Because we are measuring correlations, we have been able to show that the presence of uncorrelated scattering from other molecules which are not bound to the DNA tends to be canceled out in an ensemble average. We have done a very simple test by looking at simulations of expected correlated scattering from DNA in the presence of two lysozyme molecules randomly placed in the vicinity of the DNA. We were able to identify the length of the DNA molecule used in the simulations by calculating Pearson’s correlation coefficient of the correlated scatterings (see Table 1). As shown by these results, the uncorrelated scattering from the additional molecule did indeed cancel out and did not show up in the simulated correlation scattering. We are not claiming our simple test reflects the very complicated crowding effects found inside a living cell. But it should be noted that even for very small DNA pieces (large relative component from lysozyme), the remaining correlated scattering signal of the weighted mixture components⁶ comprises the dominant DNA signature.

Table 1.

Pearson’s correlation coefficient for correlated scattering from DNA in the presence of lysozyme.

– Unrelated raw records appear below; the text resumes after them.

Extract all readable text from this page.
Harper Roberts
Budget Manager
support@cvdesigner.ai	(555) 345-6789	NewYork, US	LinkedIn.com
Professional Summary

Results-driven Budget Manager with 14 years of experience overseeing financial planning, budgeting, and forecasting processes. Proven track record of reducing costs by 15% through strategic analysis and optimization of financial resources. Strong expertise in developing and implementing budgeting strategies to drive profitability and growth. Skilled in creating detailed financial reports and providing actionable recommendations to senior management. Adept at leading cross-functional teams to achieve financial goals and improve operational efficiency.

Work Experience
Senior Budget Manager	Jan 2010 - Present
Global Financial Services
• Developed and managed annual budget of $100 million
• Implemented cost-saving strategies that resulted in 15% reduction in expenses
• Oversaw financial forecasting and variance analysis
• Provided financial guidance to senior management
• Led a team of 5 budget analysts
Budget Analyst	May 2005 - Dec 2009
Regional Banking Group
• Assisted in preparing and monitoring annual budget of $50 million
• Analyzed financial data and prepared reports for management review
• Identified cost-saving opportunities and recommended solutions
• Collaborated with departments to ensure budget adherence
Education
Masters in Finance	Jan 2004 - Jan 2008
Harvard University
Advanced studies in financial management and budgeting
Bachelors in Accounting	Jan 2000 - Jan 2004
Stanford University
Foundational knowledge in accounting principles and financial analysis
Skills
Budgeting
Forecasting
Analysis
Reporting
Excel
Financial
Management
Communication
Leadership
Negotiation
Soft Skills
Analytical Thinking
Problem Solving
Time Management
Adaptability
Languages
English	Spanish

Pearson	17 bp + Lys	32 bp + Lys	124 bp + Lys
17 bp	0.945	0.935	0.732
32 bp	0.974	0.989	0.854
124 bp	0.819	0.851	0.998

These considerations lead us to consider the possibility of making measurements of DNA scattering in bacteria in vivo. One of the major determinants of in vivo chromosomal behavior is the function of topoisomerases that twist and disentangle the DNA double helix, leading to supercoiling of the DNA strand. The disruption of topoisomerase activity results in altered gene expression and cell death. Thus, the supercoiling of DNA under biological conditions is an important feature for the machinery regulating transcription. Considerations by Hong et al.⁷ suggest that the conformations of bacterial chromosomes are strongly modified by supercoiling. Use of correlated scattering on intact bacteria could be a way to study supercoiling in vivo. (This would need a compact sample with many bacteria in order to get adequate signal.) Such measurements could provide a significant contribution toward the understanding of the mechanisms of gene expression in bacteria.

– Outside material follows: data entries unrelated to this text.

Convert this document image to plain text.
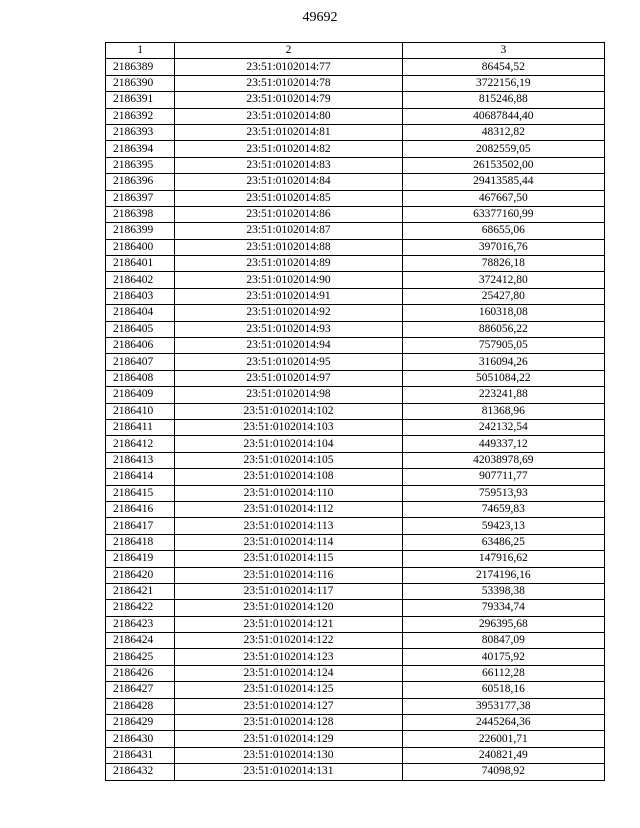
49692
1	2	3
2186389	23:51:0102014:77	86454,52
2186390	23:51:0102014:78	3722156,19
2186391	23:51:0102014:79	815246,88
2186392	23:51:0102014:80	40687844,40
2186393	23:51:0102014:81	48312,82
2186394	23:51:0102014:82	2082559,05
2186395	23:51:0102014:83	26153502,00
2186396	23:51:0102014:84	29413585,44
2186397	23:51:0102014:85	467667,50
2186398	23:51:0102014:86	63377160,99
2186399	23:51:0102014:87	68655,06
2186400	23:51:0102014:88	397016,76
2186401	23:51:0102014:89	78826,18
2186402	23:51:0102014:90	372412,80
2186403	23:51:0102014:91	25427,80
2186404	23:51:0102014:92	160318,08
2186405	23:51:0102014:93	886056,22
2186406	23:51:0102014:94	757905,05
2186407	23:51:0102014:95	316094,26
2186408	23:51:0102014:97	5051084,22
2186409	23:51:0102014:98	223241,88
2186410	23:51:0102014:102	81368,96
2186411	23:51:0102014:103	242132,54
2186412	23:51:0102014:104	449337,12
2186413	23:51:0102014:105	42038978,69
2186414	23:51:0102014:108	907711,77
2186415	23:51:0102014:110	759513,93
2186416	23:51:0102014:112	74659,83
2186417	23:51:0102014:113	59423,13
2186418	23:51:0102014:114	63486,25
2186419	23:51:0102014:115	147916,62
2186420	23:51:0102014:116	2174196,16
2186421	23:51:0102014:117	53398,38
2186422	23:51:0102014:120	79334,74
2186423	23:51:0102014:121	296395,68
2186424	23:51:0102014:122	80847,09
2186425	23:51:0102014:123	40175,92
2186426	23:51:0102014:124	66112,28
2186427	23:51:0102014:125	60518,16
2186428	23:51:0102014:127	3953177,38
2186429	23:51:0102014:128	2445264,36
2186430	23:51:0102014:129	226001,71
2186431	23:51:0102014:130	240821,49
2186432	23:51:0102014:131	74098,92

All these considerations are subject to the availability of X-ray lasers as a source for X-ray scattering. As discussed above, the important component in an X-ray scattering experiment to look for correlations is that the probability of finding pairs of correlated scattering events from the same molecule within the ensemble of orientations is sufficiently large. In that limit, the relative background suppression by averaging over many shots of differently disordered samples is greatly increased by using an X-ray laser since the fluence of the X-rays on the individual molecule can be big enough for the probability for multiphoton scattering events to be considerably enhanced relative to the probability for single scattering events which form the uncorrelated background.